Personal information
- Full name: Leroy Aziz Sané
- Date of birth: 11 January 1996 (age 30)
- Place of birth: Essen, Germany
- Height: 1.83 m (6 ft 0 in)
- Positions: Winger; attacking midfielder;

Team information
- Current team: Galatasaray
- Number: 10

Youth career
- 2001–2005: SG Wattenscheid 09
- 2005–2008: Schalke 04
- 2008–2011: Bayer Leverkusen
- 2011–2014: Schalke 04

Senior career*
- Years: Team / Apps / (Gls)
- 2014–2016: Schalke 04 / 47 / (11)
- 2016–2020: Manchester City / 90 / (25)
- 2020–2025: Bayern Munich / 153 / (40)
- 2025–: Galatasaray / 28 / (7)

International career^{‡}
- 2014–2015: Germany U19 / 11 / (5)
- 2015–2016: Germany U21 / 10 / (5)
- 2015–: Germany / 80 / (18)

Medal record
Men's football
Representing Germany
FIFA Confederations Cup
| Winner | 2017 Russia |  |

= Leroy Sané =

German footballer (born 1996)

Leroy Aziz Sané (/de/; born 11 January 1996) is a German professional footballer who plays as a winger for Süper Lig club Galatasaray and the Germany national team.
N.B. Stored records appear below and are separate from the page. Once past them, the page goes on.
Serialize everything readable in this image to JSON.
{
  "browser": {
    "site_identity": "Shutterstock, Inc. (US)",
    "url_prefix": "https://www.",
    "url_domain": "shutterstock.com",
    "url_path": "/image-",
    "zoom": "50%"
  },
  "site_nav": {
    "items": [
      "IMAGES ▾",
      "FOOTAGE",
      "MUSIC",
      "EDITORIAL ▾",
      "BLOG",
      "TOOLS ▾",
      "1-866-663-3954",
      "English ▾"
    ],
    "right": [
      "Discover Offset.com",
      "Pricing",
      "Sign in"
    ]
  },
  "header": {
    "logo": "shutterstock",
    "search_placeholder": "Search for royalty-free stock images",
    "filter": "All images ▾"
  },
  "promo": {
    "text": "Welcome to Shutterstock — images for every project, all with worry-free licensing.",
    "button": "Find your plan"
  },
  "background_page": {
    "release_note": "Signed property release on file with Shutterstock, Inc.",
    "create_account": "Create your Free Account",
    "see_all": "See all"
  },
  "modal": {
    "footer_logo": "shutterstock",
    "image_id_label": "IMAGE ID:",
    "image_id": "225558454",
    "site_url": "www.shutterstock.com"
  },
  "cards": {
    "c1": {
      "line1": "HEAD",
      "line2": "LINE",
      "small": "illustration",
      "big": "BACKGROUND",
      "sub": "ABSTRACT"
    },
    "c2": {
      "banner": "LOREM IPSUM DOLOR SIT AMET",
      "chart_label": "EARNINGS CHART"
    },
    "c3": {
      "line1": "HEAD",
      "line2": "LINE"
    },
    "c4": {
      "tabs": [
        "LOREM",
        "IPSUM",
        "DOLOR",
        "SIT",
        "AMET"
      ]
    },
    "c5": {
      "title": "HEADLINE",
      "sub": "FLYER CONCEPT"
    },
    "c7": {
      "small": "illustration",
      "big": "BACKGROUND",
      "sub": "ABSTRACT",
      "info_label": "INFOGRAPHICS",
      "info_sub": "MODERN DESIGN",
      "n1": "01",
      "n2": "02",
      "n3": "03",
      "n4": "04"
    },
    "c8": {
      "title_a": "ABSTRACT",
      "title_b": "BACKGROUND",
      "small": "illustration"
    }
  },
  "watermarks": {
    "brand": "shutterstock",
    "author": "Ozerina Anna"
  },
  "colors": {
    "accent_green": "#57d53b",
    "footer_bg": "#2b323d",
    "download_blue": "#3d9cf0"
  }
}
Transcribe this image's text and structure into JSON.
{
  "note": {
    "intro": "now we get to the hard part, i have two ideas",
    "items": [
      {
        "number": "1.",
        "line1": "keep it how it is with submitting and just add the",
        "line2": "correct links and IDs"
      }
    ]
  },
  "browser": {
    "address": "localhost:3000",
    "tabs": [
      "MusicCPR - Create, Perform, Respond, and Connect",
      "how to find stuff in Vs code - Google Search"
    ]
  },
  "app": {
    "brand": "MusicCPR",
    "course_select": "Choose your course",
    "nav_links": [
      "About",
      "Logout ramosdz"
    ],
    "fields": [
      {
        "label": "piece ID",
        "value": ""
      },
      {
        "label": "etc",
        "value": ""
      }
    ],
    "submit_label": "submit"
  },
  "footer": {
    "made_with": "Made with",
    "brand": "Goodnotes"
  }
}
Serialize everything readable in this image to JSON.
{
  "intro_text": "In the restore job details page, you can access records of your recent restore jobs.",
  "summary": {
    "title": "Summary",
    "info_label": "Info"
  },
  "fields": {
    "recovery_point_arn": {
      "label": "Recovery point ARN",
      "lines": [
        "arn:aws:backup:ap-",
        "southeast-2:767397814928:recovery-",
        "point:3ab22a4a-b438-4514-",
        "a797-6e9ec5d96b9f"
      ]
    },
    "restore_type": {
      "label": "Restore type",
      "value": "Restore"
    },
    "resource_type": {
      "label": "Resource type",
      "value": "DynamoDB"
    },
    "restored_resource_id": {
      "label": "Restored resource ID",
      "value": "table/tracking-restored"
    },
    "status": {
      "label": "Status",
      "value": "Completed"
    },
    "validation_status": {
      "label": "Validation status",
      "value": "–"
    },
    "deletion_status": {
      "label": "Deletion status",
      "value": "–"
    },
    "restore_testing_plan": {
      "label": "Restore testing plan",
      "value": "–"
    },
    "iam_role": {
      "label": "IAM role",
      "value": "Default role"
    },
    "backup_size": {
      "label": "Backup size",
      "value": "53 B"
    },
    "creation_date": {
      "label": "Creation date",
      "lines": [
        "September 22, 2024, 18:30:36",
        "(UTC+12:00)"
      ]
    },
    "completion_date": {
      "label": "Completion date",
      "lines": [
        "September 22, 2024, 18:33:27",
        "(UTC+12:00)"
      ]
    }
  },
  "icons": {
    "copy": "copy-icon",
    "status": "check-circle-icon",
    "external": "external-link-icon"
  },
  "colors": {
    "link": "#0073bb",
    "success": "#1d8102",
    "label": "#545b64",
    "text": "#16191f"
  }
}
Sané made his professional debut for Schalke 04 in 2014 and transferred to Premier League club Manchester City in 2016 for an initial £37 million fee. He was voted PFA Young Player of the Year in 2017–18, becoming the first and so far only German player to win the award, after helping City win the league and EFL Cup. In 2020, he joined Bayern Munich on a five-year deal for an initial €45 million fee.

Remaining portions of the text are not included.